呆然と立ち尽くす俺を振り向いた同居人は「あ、おかえり〜」と笑った。
同居人の手の中のものを指差して「なんだそれは」と訊けば、同居人は「雛人形だけど」と答えた。見たらわかるでしょとでも言いたげな様子だ。あまりにも当然のような顔をしているから、一瞬、おかしいのは俺の方かと錯覚しそうになる。
いや、どう考えてもおかしいのはこいつだ。だって成人男性のふたり暮らしの家に、雛人形があるはずがない。
「そんなんどっから持ってきた」
「メルカリで買った」
「なんで買った」
「せっかくのひなまつりだし」
スーパーで売ってるひなあられが美味しそうだったからつい買っちゃった、とかいうのはまあ、まだわかる。クリスマスに「せっかくだから」と言ってチキンやケーキを食べる、みたいなものだ。
けれどもこいつの「せっかく」は意味がわからない。クリスマスのノリで雛人形を買う奴があるか。あと、メルカリで売ってる雛人形って、なんかわからんけどちょっと怖い。
「こんなもん買ってどうすんだ」
「女の子の健やかな成長を祈る」
「気色悪っ」
「ひどいな、お前の分も買ってやったのに」
ほら、と言って、もう一体の雛人形を渡される。
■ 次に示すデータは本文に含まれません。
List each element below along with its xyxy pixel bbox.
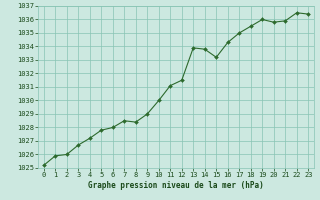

なんで俺の分があるんだよ、いらねえよ、と言いたくなったがそれよりも、俺は恐ろしいことに気づいてしまった。
「いやお前これ、三人官女!?」
「そうだよ」
「なんでお雛様とお内裏様じゃねえんだよ!?」
「お雛様とお内裏様のセットより、三人官女のセットのほうが安くてお得だった」
同居人はそう答えてから、こっちに残りの奴いるよ、とダンボール箱からもう一体取り出した。
俺はもはや、こいつが怖い。三人官女だけをメルカリで買う意味がわからない。普通、主役の二人を買うだろ。もしくは全員セットになってるやつを買えよ。いやそもそも雛人形自体を買うなよ。馬鹿野郎。